San Jose City Council votes to continue pig trapping

Lisa Amin Gulezian Image
ByLisa Amin Gulezian KGO logo
Tuesday, January 27, 2015
San Jose City Council votes to continue pig trapping
Neighbors are tired of dealing with wild pigs tearing up their yards and think the council should do more than continue the professional trapping.

SAN JOSE, Calif. (KGO) -- Wild pigs are still running amuck in parts of South San Jose. Tuesday night, the San Jose City Council took steps to help the situation. However, according to those living in one neighborhood, it's simply not enough.

They voted to allow professionals to come into the city, trap the pigs and then kill them. It's an ordinance that was supposed to expire next week. But here's the fine print -- homeowners are the ones who have to foot the bill.

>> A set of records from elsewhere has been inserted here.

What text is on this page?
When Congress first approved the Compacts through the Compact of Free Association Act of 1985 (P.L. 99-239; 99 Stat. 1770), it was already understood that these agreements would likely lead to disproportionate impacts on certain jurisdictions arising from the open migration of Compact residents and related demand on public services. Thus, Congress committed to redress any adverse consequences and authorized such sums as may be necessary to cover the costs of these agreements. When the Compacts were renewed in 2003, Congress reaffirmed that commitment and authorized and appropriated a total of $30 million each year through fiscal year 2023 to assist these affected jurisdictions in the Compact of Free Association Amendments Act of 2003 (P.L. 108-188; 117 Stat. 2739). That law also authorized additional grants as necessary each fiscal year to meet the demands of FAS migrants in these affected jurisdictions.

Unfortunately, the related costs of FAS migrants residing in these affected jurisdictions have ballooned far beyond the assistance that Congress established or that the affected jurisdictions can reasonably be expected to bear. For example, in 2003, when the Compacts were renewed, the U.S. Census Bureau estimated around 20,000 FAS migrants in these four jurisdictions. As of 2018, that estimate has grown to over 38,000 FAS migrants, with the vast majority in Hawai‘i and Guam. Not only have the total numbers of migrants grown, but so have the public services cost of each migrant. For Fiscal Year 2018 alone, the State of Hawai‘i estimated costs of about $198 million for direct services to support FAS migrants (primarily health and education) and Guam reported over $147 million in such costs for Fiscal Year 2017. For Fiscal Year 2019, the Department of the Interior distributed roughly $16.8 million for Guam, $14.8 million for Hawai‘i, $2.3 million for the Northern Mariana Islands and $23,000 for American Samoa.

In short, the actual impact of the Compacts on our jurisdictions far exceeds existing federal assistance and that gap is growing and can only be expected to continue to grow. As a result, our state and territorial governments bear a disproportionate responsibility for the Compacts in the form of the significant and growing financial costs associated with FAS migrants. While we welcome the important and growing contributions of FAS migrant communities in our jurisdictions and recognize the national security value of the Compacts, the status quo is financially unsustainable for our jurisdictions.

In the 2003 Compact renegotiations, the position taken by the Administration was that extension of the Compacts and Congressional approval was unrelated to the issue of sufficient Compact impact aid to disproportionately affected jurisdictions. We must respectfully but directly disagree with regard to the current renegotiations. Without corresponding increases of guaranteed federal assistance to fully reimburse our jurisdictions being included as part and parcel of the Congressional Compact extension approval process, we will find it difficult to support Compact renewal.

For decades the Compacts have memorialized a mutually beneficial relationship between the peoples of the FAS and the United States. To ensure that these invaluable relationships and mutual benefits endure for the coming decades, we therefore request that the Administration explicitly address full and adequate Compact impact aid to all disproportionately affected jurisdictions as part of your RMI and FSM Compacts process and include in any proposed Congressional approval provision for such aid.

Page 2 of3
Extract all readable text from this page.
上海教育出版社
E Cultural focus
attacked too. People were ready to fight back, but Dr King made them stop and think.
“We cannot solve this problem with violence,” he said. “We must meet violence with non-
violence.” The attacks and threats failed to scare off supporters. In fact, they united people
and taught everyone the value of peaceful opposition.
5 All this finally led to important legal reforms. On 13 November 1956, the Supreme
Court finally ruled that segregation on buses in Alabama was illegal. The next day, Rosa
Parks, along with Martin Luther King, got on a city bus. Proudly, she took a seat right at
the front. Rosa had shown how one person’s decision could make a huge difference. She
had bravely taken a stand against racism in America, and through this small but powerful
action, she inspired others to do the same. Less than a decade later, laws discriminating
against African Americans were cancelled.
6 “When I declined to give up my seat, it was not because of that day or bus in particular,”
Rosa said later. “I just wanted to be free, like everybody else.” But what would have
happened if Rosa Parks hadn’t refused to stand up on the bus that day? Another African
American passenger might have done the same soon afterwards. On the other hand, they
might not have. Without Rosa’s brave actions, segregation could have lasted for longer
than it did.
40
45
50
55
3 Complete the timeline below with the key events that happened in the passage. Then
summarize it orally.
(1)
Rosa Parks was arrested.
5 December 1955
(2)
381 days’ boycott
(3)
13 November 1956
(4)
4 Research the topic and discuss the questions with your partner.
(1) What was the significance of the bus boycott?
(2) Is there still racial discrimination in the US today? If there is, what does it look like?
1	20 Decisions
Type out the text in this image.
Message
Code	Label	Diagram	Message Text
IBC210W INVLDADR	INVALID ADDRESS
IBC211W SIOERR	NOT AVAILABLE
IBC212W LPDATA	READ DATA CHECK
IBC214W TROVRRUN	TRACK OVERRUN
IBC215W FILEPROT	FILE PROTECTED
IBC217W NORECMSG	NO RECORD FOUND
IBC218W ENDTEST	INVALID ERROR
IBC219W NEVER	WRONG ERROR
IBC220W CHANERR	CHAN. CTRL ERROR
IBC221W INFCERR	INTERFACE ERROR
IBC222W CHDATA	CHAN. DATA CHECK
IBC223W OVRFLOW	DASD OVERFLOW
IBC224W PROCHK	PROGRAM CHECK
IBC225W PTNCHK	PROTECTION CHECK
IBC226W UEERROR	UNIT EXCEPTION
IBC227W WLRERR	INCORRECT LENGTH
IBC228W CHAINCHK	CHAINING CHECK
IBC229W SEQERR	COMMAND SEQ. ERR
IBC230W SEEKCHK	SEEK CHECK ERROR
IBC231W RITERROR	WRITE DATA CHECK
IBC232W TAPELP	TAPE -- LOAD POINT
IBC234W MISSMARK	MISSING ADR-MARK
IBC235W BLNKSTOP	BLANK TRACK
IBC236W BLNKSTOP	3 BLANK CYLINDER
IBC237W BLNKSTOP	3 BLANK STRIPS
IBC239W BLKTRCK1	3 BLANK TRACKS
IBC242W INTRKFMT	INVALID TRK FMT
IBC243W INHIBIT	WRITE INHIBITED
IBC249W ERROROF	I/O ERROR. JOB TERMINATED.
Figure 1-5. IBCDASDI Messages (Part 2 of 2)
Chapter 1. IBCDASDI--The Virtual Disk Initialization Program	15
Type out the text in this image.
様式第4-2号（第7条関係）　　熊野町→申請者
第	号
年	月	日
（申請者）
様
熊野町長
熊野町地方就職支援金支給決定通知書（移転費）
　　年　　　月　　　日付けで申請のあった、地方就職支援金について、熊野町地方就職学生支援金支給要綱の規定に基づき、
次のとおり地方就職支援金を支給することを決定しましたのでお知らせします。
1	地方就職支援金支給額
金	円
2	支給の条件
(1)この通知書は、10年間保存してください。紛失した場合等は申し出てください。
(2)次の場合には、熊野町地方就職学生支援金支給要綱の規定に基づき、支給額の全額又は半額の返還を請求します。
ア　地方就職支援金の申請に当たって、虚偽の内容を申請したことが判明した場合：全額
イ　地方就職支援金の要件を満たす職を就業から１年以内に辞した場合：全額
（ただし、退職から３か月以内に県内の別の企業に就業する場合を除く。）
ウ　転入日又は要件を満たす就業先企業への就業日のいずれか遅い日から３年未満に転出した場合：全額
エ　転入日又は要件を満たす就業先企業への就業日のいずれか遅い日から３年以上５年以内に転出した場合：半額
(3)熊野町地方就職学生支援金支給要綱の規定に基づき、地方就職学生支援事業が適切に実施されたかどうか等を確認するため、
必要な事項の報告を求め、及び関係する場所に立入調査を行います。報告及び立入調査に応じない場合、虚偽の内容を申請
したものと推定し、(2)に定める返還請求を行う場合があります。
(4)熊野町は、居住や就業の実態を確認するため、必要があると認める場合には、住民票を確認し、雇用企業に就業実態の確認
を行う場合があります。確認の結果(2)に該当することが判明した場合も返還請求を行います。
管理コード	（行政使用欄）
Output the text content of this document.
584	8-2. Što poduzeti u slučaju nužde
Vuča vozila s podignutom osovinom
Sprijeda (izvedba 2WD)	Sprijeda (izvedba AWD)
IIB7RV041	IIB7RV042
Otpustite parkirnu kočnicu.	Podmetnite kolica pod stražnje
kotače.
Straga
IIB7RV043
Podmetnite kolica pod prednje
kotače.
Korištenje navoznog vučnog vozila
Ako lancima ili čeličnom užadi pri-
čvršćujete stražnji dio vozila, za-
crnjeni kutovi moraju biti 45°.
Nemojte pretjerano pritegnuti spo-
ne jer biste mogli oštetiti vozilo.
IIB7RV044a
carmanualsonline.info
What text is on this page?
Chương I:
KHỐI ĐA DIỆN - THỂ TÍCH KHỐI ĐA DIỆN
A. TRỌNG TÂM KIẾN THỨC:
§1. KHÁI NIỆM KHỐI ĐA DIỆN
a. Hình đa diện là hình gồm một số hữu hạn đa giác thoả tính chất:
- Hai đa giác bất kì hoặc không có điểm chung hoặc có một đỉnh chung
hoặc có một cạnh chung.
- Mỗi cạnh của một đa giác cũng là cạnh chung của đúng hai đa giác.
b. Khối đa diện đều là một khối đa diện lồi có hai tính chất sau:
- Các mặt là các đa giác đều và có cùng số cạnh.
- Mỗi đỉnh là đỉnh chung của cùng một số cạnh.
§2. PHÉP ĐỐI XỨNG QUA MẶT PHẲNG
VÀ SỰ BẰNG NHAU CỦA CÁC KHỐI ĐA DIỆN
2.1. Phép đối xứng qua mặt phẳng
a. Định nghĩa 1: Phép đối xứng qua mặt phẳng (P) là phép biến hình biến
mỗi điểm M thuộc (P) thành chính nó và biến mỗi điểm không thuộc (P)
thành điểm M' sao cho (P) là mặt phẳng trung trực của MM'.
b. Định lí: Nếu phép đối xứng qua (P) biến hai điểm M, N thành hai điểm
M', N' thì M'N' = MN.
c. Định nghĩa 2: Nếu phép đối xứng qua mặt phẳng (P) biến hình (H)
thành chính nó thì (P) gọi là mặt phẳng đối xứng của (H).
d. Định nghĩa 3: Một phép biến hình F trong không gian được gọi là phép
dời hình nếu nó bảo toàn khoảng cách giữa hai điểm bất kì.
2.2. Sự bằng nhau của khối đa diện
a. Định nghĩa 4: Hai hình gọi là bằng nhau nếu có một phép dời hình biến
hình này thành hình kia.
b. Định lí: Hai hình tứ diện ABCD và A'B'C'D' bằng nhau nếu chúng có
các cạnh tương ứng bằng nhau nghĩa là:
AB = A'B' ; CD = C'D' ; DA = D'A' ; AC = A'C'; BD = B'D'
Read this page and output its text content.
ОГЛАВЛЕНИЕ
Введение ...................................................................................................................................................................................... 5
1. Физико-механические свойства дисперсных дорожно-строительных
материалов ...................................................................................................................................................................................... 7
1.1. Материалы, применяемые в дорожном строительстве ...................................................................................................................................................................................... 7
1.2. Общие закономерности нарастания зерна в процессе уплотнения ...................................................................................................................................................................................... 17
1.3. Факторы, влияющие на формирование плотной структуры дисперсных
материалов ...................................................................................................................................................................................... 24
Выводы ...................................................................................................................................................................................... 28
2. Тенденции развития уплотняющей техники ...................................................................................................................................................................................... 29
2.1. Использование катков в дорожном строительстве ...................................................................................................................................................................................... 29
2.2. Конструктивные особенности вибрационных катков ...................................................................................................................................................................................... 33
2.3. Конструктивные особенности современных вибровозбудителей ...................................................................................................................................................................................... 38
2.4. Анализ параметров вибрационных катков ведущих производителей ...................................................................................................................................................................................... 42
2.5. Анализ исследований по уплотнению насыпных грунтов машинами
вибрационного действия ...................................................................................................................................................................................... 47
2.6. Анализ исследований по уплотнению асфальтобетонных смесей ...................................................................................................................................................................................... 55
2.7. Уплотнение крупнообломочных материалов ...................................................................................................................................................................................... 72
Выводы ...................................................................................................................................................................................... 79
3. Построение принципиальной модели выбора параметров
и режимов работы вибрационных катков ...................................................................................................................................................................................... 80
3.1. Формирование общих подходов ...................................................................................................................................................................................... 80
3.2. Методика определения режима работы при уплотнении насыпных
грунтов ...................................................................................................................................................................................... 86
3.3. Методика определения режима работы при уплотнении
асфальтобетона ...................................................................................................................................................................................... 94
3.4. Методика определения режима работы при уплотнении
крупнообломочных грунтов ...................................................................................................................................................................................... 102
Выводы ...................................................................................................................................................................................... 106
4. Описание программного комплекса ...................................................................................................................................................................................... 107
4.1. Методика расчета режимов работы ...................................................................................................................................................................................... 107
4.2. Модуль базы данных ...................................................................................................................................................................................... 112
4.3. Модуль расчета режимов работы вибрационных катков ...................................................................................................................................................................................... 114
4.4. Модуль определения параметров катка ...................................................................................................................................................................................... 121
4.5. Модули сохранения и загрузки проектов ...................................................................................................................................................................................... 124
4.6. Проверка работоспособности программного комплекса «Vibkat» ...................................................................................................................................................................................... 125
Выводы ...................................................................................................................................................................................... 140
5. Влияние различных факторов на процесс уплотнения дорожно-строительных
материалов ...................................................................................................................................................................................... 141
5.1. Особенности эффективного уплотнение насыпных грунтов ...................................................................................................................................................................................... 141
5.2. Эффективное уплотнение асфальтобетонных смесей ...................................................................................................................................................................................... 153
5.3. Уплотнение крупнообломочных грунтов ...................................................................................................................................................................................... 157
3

"I can't even look at it anymore because it's destroyed. There is no lawn," Barbara Downey said.

Downey hates her front yard. It used to have lush green grass, plants and flowers, but now it's just a dry dirt patch after wild pigs continued to feast on it.

"There was one morning where I got up and there was like 19 houses destroyed in one night," Downey said.

The pigs have been a fixture on Forsum Road for over a year. They were also at the Almaden Golf and Country Club. But since trappers caught and killed 14 pigs there, the problem has gotten better. Now the council is extending the trapping option.

"It's been working to some small extent and I want to make sure the neighborhoods have the options to help protect themselves," San Jose City Councilmember Johnny Khamis said.

Resident Michael Martin said, "It's not working here."

Homeowners want the city to do more. The trappings, by the way, cost hundreds of dollars. To say residents are frustrated would be an understatement.

"If I had a gun and I was allowed to take them out I probably would," Marti said.

"It has to be more than continued because it's not fair. It's too costly to the average person," Downey said.

The reason these pigs are flocking to the area is because of Coyote Creek. They've been using it as their water source since the drought started.

That's why city council members suggest residents also call the county or the Department of Fish and Wildlife for more options.